The process startup time alone is a significant overhead and so is the additional memory usage.

In the old days, when I was maintaining a mail server for a free web mail service, I remember the lengths I went through to prevent my MTA from forking for mail delivery due to the huge cost of launching another process.

3 comments

I use RMagick for a rails based image repository, and I have to shell out to run the RMagick code because of memory problems. When I used to keep it all in the rails process, those guys would get up to the 2-3G range over the course of a couple of days.

I'll have to check out minimagick, it might be cleaner than what I am doing now.

Have you tried manually calling GC.start with rmagick
In this particular application, I have to inspect PDF and TIFF files that might have hundreds of pages or frames. These files can be over 100MB easily. Running those through RMagick makes the process blow up to enormous sizes. Even if the memory gets garbage collected, Solaris doesn't really release it.

Its just safer to keep it in a different process.

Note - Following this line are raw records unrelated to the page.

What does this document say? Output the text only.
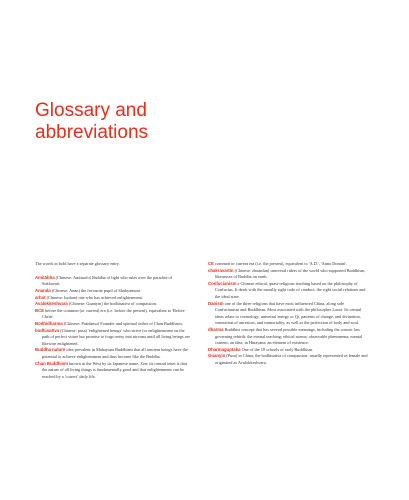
Glossary and
abbreviations

The words in bold have a separate glossary entry.

Amitābha (Chinese: Amituofo) Buddha of light who rules over the paradise of Sukhavati.

Ananda (Chinese: Anan) the favourite pupil of Shakyamuni.

arhat (Chinese: luohan) one who has achieved enlightenment.

Avalokiteshvara (Chinese: Guanyin) the bodhisattva of compassion.

BCE before the common (or current) era (i.e. before the present), equivalent to 'Before Christ'.

Bodhidharma (Chinese: Putidamo) Founder and spiritual father of Chan Buddhism.

bodhisattva (Chinese: pusa) 'enlightened beings' who strive for enlightenment on the path of perfect virtue but promise to forgo entry into nirvana until all living beings are likewise enlightened.

Buddha nature idea prevalent in Mahayana Buddhism that all sentient beings have the potential to achieve enlightenment and thus become like the Buddha.

Chan Buddhism known in the West by its Japanese name, Zen: its central tenet is that the nature of all living things is fundamentally good and that enlightenment can be reached by a 'correct' daily life.

CE common or current era (i.e. the present), equivalent to 'A.D.', 'Anno Domini'.

chakravartin (Chinese: zhuanlun) universal rulers of the world who supported Buddhism, likenesses of Buddha on earth.

Confucianism a Chinese ethical, quasi-religious teaching based on the philosophy of Confucius. It deals with the morally right code of conduct, the right social relations and the ideal state.

Daoism one of the three religions that have most influenced China, along side Confucianism and Buddhism. Most associated with the philosopher Laozi. Its central ideas relate to cosmology, universal energy or Qi, patterns of change, and divination, veneration of ancestors, and immortality, as well as the perfection of body and soul.

dharma Buddhist concept that has several possible meanings, including the cosmic law governing rebirth; the eternal teaching; ethical norms; observable phenomena; mental content; an idea; in Hinayana, an element of existence.

Dharmaguptaka One of the 18 schools of early Buddhism.

Guanyin (Pusa) in China, the bodhisattva of compassion: usually represented as female and originated as Avalokiteshvara.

Well, the mini_magick documentation mentions that the spawn of a subprocess is the main point of that library:

"Using MiniMagick the ruby processes memory remains small (it spawns ImageMagick’s command line program mogrify which takes up some memory as well, but is much smaller compared to RMagick)"

Forking isn't always bad. See http://tomayko.com/writings/unicorn-is-unix

mini_magic has the advantage of not leaking memory all over the place.